The long term effect of Beck's rally strikes me as about the same as the rest of Tea Party moments - I think it's great that people are finding a place to belong, to find people who share similar ideas... but all the calls to change and growth don't amount to much in the way of practical action. That was also true about much of what we like to remember as the activist sixties, where a lot of Baby Boomers like to wax nostalgic that they found a sense of generational identification and direction... but mostly amounted to little more than moments of mass gathering, with few tangible results...except possibly some radio exposure for Martha Reeves and the Vandellas.
It's worth remembering that the struggle for Civil Rights in this country didn't start or end 47 years ago, that Martin Luther King, for all his wonderful qualities as an orator and activist, was also neither the be-all or end-all of Civil Rights action. The power of "I Have A Dream" lies really in the quality of the writing, and the strength of the delivery, combined with the historical sense that it all happened at the right moment in time and in a place - the Lincoln Memorial - meant to signify the extended length of the struggle for black equality. And it's easy, too easy really, to say that the Beck rally trampled on these important ideas... the real failure of Beck's moment on the national stage of the Memorial was more complete than simply being disrespectful to the memory of the Civil Rights struggle... it was that his "movement" in no way equalled the King moment.
Beck's moment had none of the qualities of King's historic appearance - the remarkably pedestrian quality of the oratory, the lack of a defining moment, never mind the failure to tap into some sense of a historical purpose... all of these failings made the day less than the sum of its parts. It would be nice if we were nice to each other. We need to start with ourselves. Soldiers are brave and good. These are not challenging ideas; they are the boilerplate of American cliches, the wallpaper of our emotional and cultural lives. It was as if Beck decided to run a Tea Party event to remove the anger... except anger, really, is all that binds his disparate collection of folks who tend to feel, collectively, that they are powerless in the face of larger forces beyond their control.
Beck himself would argue - and has for much of this year - that what he wants is to tell the powerless that they have the power... but that really, doesn't guarantee that people will continue to look at, or follow, him. Spend some significant time listening to Beck and his puerile hectoring on debatable historical evaluations of the early days of America, and it becomes clear that inspiring people to action is less his goal than reinforcing stasis - we live in a country of amazing possibilities... isn't it terrible that others are trying to take those possibilities away from you?
Well, sure, but taking action doesn't require all the moving parts Beck seems eager to attach to it... do something.
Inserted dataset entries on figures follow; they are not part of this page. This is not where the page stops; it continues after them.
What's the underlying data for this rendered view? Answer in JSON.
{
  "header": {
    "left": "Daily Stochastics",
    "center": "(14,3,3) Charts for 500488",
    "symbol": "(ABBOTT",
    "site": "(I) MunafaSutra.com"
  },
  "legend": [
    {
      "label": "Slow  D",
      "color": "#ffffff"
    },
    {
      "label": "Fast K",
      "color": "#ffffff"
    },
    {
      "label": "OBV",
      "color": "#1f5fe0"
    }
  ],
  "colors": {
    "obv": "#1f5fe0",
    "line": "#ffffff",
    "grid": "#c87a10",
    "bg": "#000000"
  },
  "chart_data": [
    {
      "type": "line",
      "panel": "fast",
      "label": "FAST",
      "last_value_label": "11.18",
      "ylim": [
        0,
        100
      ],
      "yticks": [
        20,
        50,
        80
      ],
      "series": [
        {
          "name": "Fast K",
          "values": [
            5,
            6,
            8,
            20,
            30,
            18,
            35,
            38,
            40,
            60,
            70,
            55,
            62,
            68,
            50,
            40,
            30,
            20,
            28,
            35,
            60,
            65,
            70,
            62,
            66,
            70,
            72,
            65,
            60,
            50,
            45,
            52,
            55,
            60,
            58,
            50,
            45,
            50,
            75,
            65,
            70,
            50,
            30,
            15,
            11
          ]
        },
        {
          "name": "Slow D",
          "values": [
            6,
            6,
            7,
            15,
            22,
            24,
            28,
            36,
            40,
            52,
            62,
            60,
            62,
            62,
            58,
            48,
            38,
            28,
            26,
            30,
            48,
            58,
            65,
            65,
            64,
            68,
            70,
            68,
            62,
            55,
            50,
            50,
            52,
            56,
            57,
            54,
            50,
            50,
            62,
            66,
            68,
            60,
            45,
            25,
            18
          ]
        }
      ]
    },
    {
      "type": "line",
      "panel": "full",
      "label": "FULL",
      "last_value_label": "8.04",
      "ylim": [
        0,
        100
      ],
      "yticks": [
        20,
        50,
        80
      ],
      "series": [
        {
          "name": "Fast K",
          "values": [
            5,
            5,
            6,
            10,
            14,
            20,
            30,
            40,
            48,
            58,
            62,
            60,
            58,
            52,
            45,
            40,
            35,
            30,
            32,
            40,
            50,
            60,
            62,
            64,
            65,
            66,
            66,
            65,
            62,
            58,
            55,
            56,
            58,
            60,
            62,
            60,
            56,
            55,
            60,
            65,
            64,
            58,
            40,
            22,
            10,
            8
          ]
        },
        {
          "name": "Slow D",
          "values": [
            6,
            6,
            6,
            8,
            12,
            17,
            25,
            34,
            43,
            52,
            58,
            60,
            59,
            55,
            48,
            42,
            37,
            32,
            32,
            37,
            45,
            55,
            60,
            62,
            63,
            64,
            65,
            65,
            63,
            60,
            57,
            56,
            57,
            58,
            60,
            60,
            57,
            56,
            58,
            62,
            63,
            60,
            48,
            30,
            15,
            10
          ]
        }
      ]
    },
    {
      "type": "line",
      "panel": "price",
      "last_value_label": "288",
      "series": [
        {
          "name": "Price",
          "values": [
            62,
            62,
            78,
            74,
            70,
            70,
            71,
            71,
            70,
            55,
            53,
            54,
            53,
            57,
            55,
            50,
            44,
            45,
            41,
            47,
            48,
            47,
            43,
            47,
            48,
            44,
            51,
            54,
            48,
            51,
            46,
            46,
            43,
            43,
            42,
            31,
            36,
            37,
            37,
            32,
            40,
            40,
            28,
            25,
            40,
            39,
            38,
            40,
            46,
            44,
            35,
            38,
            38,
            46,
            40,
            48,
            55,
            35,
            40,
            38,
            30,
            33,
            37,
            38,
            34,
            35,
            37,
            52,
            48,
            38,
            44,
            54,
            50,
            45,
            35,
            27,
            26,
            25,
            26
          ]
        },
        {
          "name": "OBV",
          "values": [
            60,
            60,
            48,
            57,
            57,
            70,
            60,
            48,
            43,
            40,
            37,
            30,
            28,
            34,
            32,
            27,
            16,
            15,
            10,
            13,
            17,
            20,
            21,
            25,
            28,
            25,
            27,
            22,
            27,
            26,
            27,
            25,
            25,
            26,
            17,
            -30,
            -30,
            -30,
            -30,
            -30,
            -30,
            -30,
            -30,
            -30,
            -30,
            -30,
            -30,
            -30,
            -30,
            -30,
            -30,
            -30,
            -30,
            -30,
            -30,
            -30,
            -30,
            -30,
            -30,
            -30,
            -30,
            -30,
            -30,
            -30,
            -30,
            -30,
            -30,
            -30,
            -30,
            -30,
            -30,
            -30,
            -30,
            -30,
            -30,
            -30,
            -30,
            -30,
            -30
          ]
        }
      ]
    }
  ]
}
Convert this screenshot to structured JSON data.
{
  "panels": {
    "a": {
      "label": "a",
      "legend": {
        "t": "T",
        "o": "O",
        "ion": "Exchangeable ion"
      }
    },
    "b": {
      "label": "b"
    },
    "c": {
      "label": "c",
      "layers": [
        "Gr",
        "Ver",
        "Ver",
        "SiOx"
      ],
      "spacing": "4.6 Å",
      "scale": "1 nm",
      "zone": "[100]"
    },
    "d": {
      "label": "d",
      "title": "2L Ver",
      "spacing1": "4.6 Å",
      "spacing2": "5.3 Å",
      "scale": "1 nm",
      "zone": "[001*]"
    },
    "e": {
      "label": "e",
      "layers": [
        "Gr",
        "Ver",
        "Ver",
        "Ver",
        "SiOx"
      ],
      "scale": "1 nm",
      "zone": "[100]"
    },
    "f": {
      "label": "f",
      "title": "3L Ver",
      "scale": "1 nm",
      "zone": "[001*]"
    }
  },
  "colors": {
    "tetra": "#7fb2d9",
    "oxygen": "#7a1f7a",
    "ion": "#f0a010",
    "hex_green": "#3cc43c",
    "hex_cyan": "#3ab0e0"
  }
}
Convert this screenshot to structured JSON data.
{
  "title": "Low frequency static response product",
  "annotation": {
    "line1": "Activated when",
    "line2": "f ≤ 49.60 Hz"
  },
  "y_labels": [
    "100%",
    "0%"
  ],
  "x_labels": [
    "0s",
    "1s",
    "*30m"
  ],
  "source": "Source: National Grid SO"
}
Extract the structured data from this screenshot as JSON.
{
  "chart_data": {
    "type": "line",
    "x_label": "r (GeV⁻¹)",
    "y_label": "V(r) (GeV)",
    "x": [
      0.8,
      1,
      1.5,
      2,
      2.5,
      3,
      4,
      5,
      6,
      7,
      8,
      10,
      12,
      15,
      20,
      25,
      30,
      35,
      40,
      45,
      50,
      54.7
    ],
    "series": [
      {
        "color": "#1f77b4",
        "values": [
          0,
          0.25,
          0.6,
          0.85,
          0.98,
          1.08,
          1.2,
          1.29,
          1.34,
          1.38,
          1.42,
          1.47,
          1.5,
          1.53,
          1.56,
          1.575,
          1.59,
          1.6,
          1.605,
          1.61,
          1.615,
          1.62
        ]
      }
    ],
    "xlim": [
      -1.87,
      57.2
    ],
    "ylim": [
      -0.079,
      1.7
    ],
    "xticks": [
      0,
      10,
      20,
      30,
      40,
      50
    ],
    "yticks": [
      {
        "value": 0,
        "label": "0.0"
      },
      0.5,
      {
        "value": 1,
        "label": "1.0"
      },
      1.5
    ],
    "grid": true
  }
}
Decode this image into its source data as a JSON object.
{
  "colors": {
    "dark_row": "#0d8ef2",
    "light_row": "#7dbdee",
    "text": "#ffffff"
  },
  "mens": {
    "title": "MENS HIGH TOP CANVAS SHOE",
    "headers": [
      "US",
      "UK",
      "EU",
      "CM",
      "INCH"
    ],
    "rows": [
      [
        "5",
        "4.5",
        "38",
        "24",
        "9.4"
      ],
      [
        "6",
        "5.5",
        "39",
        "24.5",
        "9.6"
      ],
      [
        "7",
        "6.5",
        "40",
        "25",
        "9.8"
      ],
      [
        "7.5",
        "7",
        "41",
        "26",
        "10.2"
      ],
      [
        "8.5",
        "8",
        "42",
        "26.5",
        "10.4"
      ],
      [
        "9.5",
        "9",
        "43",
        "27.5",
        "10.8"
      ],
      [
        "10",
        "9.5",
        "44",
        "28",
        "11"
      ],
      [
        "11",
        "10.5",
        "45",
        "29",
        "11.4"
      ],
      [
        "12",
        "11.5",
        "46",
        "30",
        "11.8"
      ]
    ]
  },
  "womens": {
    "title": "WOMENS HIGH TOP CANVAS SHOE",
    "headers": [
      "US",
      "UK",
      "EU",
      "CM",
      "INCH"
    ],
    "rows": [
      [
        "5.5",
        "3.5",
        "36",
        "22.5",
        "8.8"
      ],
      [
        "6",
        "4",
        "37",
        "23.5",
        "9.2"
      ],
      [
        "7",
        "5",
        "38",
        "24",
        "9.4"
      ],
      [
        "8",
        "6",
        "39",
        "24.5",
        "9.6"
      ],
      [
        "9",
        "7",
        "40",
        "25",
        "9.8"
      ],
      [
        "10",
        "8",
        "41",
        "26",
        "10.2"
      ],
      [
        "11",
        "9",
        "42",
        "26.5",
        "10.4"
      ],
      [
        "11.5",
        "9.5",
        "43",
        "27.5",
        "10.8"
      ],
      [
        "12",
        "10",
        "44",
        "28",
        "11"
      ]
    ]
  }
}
Get involved. Turn off the TV and get out in the world. And maybe, in a few months we'll be surprised by what this past Saturday's started. But I tend to doubt it. I think the main result will be that, come Monday, Beck will be back in his place on Fox, telling us that the rally was a wonderful moment... but not enough. Of course it wasn't. The kind of change we need right now isn't something that needs tedious speeches. It needs action, organizing, purpose... and less romancing our history, and more making the next chapter of it.